What is the most important thing in the whole world to the internal regulation system? That part of the brain that is responsible for absolutely everything? life itself? Pretty simple actually. Oxygen. Deliberate deep breathing.

That's when we were interrupted by my patient's cell phone, and the conversation ended.

Further reading:
1. Deric Bownds Mindblog Biology of Mind

One of nature's little conversations

Squirrel: (Approaches, shakes tail vigorously and pointedly) "Get away from there get away from there....!"
 Crow: "What the... huh?...?"

Squirrel: (Inspects its spouse's/child's/friend's body) "(Ohno,ohno,ohno...) Hey, you! Back off or I'll point my tail right at you - like a gun!!"
Crow: "Back off? Hey buddy, you're inserting yourself between me and my lunch. That's not nice.. OK, not sure if that's a tail or a pellet gun... But I can tell you're upset...

Squirrel: (Stands up to make itself look more dangerous) "Damn right I'm upset! I'm warning you! Back the ef up!"

Crow: "Ya.. sure, whatever..." (Crow moves out sight range, and squirrel bends down to attend to dear friend, see if it can possibly do anything to help; offers recumbent and unconscious, possibly dead friend a Whiff of Behind, to see if that can revive him or her. It doesn't. Meanwhile, crow circles round to see if it can get closer..)

Squirrel: (Suddenly charges at crow) "I told you to back off!"

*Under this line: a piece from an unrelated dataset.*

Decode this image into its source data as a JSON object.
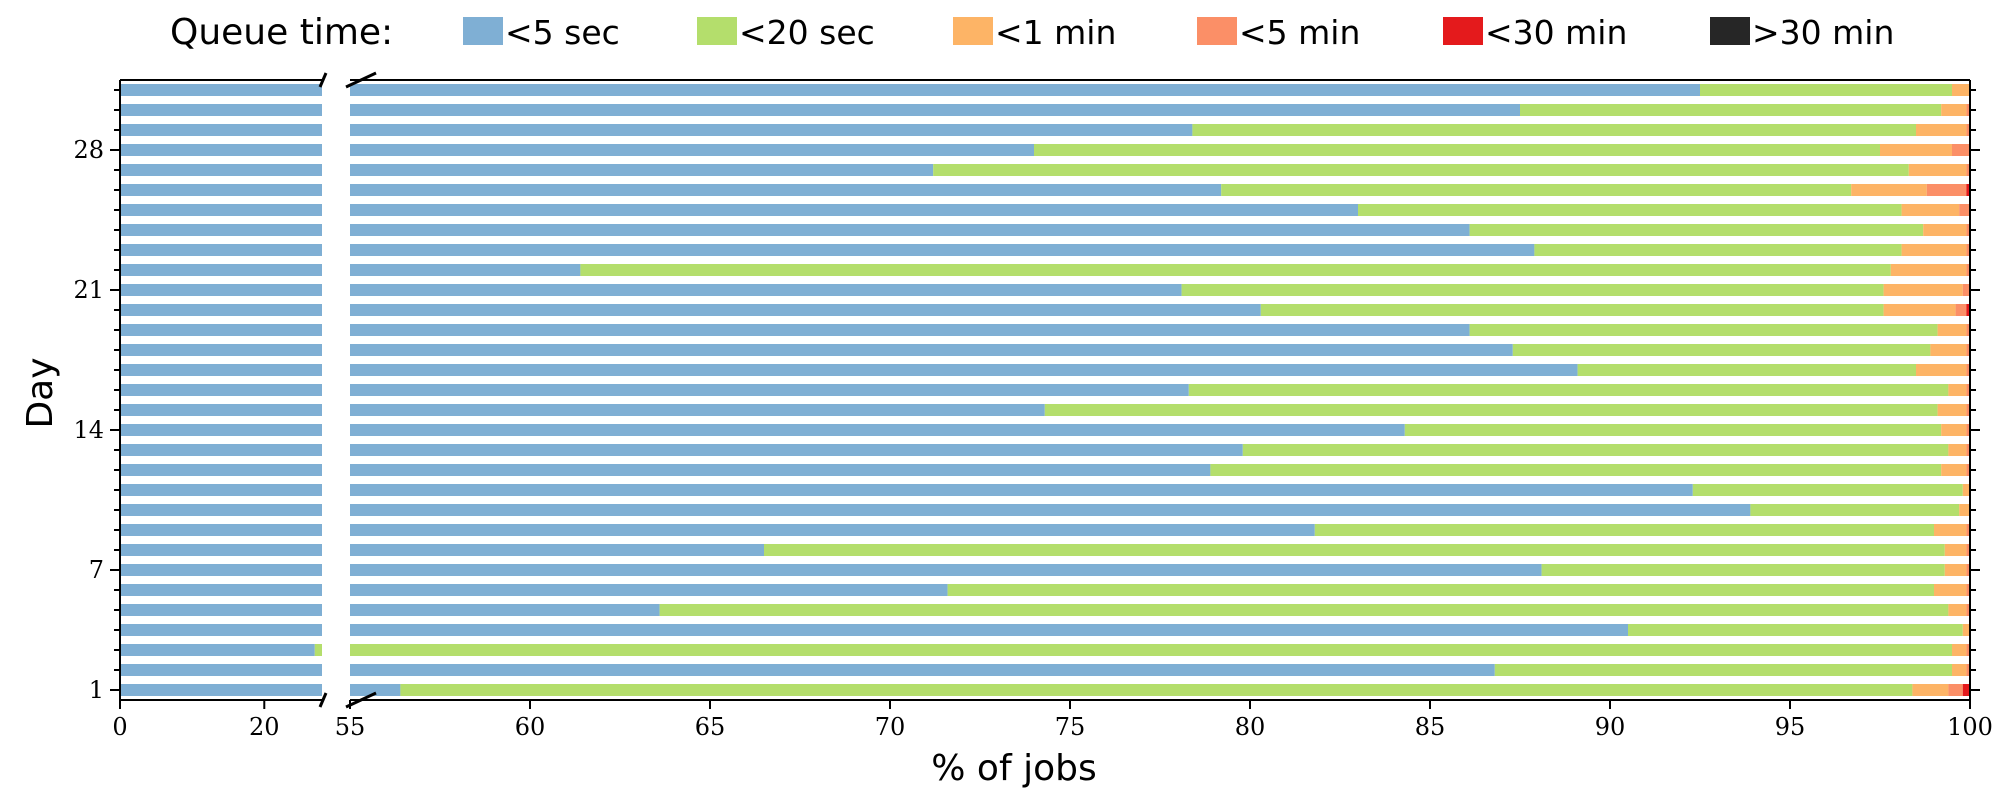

(Squirrel hastens back to side of its beloved. It knows there are other crows nearby just waiting for a chance to dine. Squirrel figures out how to apply Whiff of Behind first aid, plus keep an eye on the crow, at the same time. Crows stroll around patiently, looking for an opening.)

Squirrel: (Spits on its hands, charges at crows again) "You guys, back up more! Give me space! I've got a life here I'm trying to save!"

Crow #2: (Hops into frame) "Life? That's not life, that's food! And I'm peckish. And you, my furry friend, are standing directly between me and lunch!"

Squirrel: "Not true not true not true!!! Get away!"
(Crows look at each other.  Squirrel is suddenly overcome, flops prone beside friend; grief surges as it begins to suspect the crows could be right; the accompanying physiological, mammalian bone-chill feeling brings on weakness and sudden exhaustion. Squirrel stands up again) "Well, at least give me a moment to say a decent goodbye then, before you start pecking out eyeballs!!"